In an NPR interview, Steve Inskeep spoke with Chinese economist Dan Wang about the competing economic interests shaping the relationship between China and the United States. The exchange points to a deeper reality: tensions between Washington and Beijing no longer sit only in tariff schedules or diplomatic talking points. They reflect a broader contest over growth, leverage, and the rules that will shape the global economy.

Reports indicate the discussion centered on how each country views its own economic needs through a different lens. For the United States, policy debates often focus on protecting domestic industry, securing supply chains, and managing strategic dependence. For China, the pressure looks different, with leaders balancing growth, stability, and long-term economic resilience while facing external constraints from a rival superpower.

The friction between China and the United States reflects more than a trade dispute; it shows how each side now treats economic policy as a core tool of national power.

Key Facts

  • NPR interviewed Chinese economist Dan Wang about U.S.-China economic competition.
  • The discussion focused on the competing interests driving both countries’ policy choices.
  • U.S.-China tensions extend beyond trade into broader questions of growth and influence.
  • The interview highlights how economics and geopolitics now overlap more directly.

That matters far beyond either country’s borders.

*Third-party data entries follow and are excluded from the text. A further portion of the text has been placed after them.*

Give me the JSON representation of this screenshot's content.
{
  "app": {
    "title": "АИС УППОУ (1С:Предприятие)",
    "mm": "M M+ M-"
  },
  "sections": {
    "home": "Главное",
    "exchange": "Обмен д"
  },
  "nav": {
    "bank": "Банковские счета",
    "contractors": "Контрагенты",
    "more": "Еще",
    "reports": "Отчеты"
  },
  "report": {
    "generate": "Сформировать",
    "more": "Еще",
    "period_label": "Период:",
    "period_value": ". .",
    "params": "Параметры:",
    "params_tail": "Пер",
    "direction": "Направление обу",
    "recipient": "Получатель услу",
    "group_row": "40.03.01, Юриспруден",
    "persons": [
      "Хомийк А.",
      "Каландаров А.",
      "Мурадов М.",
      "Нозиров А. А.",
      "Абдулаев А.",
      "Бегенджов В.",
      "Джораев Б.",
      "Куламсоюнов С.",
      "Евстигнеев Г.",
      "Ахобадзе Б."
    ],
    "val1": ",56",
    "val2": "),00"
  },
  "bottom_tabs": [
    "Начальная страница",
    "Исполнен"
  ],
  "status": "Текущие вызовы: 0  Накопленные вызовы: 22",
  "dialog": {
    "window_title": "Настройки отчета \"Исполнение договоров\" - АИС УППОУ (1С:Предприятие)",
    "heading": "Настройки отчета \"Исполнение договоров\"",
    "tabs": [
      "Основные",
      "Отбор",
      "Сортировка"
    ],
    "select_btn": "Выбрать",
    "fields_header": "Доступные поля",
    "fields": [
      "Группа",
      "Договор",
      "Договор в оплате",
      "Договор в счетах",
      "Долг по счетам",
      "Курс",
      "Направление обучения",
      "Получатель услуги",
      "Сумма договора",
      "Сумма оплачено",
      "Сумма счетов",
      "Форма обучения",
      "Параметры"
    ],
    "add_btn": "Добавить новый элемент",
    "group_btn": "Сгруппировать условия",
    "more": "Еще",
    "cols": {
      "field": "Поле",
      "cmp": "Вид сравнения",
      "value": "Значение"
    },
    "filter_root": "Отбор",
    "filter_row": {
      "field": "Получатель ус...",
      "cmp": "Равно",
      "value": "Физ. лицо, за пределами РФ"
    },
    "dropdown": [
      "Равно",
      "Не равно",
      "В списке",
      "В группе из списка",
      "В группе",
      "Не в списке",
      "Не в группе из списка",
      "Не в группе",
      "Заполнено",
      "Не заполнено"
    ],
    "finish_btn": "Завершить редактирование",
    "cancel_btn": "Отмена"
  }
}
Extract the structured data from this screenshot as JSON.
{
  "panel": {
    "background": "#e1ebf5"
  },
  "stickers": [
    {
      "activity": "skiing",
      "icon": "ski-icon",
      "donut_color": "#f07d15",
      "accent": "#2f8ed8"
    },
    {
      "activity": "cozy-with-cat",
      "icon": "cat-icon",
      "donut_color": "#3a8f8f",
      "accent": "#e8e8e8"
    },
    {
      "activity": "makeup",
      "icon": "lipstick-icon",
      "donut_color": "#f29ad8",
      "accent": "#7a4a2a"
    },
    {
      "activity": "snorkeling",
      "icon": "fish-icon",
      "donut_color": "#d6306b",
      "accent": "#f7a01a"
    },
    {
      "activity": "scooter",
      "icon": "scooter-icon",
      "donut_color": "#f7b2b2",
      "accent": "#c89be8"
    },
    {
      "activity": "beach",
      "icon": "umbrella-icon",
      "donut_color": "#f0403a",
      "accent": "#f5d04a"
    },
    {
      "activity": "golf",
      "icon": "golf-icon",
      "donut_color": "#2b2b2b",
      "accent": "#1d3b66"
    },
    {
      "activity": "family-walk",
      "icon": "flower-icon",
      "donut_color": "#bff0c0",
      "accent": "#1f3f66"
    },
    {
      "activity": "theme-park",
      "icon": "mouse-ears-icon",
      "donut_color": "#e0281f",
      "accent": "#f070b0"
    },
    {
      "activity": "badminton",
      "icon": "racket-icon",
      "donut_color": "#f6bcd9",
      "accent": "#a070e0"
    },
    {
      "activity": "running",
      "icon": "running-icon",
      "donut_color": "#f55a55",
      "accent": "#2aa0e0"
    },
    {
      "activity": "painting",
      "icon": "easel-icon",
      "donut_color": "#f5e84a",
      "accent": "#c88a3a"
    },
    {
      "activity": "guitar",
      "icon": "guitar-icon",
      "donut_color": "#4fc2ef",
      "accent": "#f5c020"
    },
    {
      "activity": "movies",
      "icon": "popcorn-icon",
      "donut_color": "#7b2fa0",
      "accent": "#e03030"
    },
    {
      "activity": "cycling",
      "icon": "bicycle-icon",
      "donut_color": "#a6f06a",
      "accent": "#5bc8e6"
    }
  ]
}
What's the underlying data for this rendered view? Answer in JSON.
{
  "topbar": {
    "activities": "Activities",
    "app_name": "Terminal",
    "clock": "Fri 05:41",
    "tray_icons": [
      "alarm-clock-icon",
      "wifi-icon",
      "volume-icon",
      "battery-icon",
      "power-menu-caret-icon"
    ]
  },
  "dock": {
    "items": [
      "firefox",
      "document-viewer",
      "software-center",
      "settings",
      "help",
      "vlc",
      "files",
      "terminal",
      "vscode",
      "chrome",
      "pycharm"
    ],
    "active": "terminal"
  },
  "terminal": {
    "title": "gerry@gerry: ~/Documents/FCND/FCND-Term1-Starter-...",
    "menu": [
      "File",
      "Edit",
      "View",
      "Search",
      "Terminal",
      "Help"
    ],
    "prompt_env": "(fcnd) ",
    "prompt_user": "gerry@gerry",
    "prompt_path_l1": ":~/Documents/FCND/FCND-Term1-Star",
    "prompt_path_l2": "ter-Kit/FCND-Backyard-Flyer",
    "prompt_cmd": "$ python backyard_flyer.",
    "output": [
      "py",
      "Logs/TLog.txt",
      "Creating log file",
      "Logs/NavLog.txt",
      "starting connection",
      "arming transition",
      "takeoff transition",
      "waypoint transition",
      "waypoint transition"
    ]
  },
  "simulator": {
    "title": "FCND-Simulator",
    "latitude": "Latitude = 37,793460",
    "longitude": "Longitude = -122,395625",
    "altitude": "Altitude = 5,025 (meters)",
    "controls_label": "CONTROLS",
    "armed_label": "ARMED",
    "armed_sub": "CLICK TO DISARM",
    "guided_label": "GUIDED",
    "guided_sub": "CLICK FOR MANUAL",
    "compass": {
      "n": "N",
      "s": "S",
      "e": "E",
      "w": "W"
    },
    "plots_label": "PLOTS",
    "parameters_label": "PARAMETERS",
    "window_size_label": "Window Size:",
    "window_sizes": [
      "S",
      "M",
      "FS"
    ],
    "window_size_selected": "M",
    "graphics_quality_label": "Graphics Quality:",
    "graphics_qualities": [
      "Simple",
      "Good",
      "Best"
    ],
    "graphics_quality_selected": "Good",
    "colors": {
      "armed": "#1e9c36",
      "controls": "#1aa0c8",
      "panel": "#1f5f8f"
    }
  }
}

When Beijing and Washington pursue competing goals, the effects spill into manufacturing, technology, prices, investment, and trade flows across the world. Sources suggest this kind of rivalry has become more structural than temporary, which means businesses, policymakers, and consumers may need to adjust to a prolonged period of economic friction rather than wait for a quick reset.

What happens next will depend on how both governments weigh economic pain against strategic ambition. If each side keeps treating resilience and influence as nonnegotiable, the contest could harden into a lasting feature of the global system. That would shape not just bilateral ties, but the way the world trades, invests, and plans for the decade ahead.